Fiction, Writing Prompts

Daily Post – Bitter (Fiction)

(NOTE: Based on today’s The Daily Post writing prompt)

She felt she was justified in being bitter. After all, her parents had just told her that they could no longer support or help her financially and she was on her own. It was a position she didn’t feel was fair and certainly wasn’t expected and so she was filled with rage and bitterness and made no apologies for either.

Her email inbox was a wasteland of missed opportunities and rejections. This company couldn’t hire her for this reason, this bank couldn’t extend her more credit for that reason, this guy wasn’t interested in seeing her for another reason. It all added up to a morass she was not currently emotionally situated to extricate herself from. There was too hatred and regret to hold on to and it was that which kept her warm right now.

It wasn’t her fault, she reasoned. College hadn’t gone as planned, nor had her first experiences in the job market. Her education in marketing, which was fine, hadn’t prepared her in the least for the realities of the jobs she wound up applying for. Her grades had been good, if unremarkable, but she’d done well. As she started looking for work, though, she immediately identified several areas that hadn’t been part of the curriculum at all but which were apparently table stakes for anyone hiring, even for entry level positions. This wasn’t a matter of pride not allowing her to accept something she felt was below her, it was just that she wasn’t qualified. Her degree had suffered the kind of devaluation usually applied only to cars: 15 minutes after taking it off campus it was worth only half what she had – more accurately her parents – had paid.

So she sat in her small efficiency apartment, her laptop web browser showing several open tabs. She mindlessly clicked between them, trying to find something to distract her thoughts from the dark paths they were going down. Nothing emerged and she closed the screen, turning her stare out the small window on the far wall that provided what had been described in the brochure as “copious natural lighting” but which in reality was too small for a sparrow to fit through and grimy enough to lend what light did make it through a dirty yellow tinge.

What were her options? She couldn’t fully fault her parents, they didn’t have much money and had spent most of it on her education. She needed money quickly. Could she find work waitressing or something like that? Probably. It would be a hit to the ego, but that was less important than more immediate and material concerns right now. There needed to be a plan, but her anger and wounded, defensive feelings of betrayal weren’t allowing for much in the way of organized cohesive thought.

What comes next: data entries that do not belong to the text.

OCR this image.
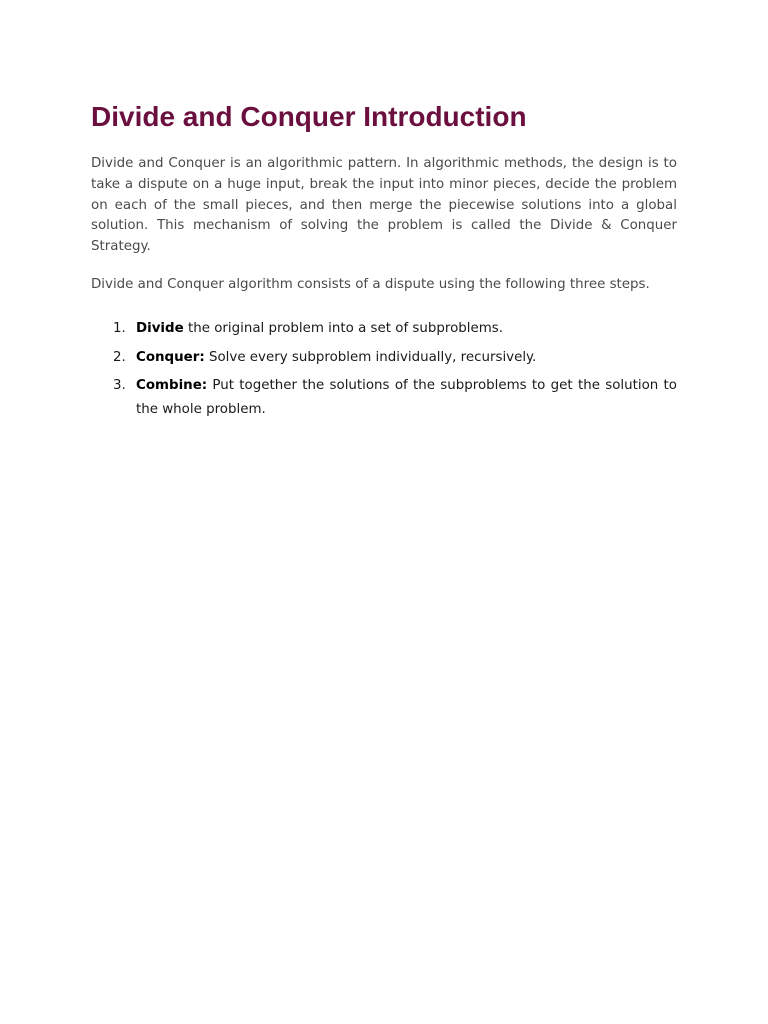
Divide and Conquer Introduction

Divide and Conquer is an algorithmic pattern. In algorithmic methods, the design is to take a dispute on a huge input, break the input into minor pieces, decide the problem on each of the small pieces, and then merge the piecewise solutions into a global solution. This mechanism of solving the problem is called the Divide & Conquer Strategy.

Divide and Conquer algorithm consists of a dispute using the following three steps.

1. Divide the original problem into a set of subproblems.
2. Conquer: Solve every subproblem individually, recursively.
3. Combine: Put together the solutions of the subproblems to get the solution to the whole problem.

Optimism tried to break through the clouds but couldn’t gain a foothold. The apartment didn’t cost much, she reasoned, so wouldn’t be a massive burden. That had been a good choice, not over-extending herself on rent payments. And she could make cuts to her already skimpy food budget without getting into malnutrition territory. Her bank account wasn’t robust by any means but she had some money, though, in reality, it wouldn’t last long, even if she got a part-time job. There still needed to be a bigger plan and soon.

Picking up her phone, she texted a friend to see if she was available for a wallowing in misery session. For the next several minutes she unloaded on her friend, telling her the world of horror she was living in. Sympathy and emphathy and understanding was returned to her and she knew in the back of her mind that this would need to be repaid the next time the friend was in need of a shoulder to kvetch on.

It was getting late. There was no more light coming from the window, just a small fraction of the glow from the lamps that illuminated the courtyard two stories down. She was ready to go to stream a couple episodes of a show and go to bed and forget about her current circumstances. The need for a plan reared its head once more and so, before heading to the cramped, glorified closet she called a bedroom, she took a legal pad out from a drawer and put it on the small kitchen table. In big letters, she wrote “GETTING OUT OF THIS NOW” in the header and left the pen on the pad.

This would, she hoped, not only prompt her to pick things back up in the morning but also start her mind spinning on options and alternatives to her present situation, hopefully arriving at a revelation while she slept. She checked that the small pad of paper was in its usual place on her nightstand – a habit begun in high school to capture interesting ideas – and set about preparing for bed. Faint hope began to burn that yes, it would be alright.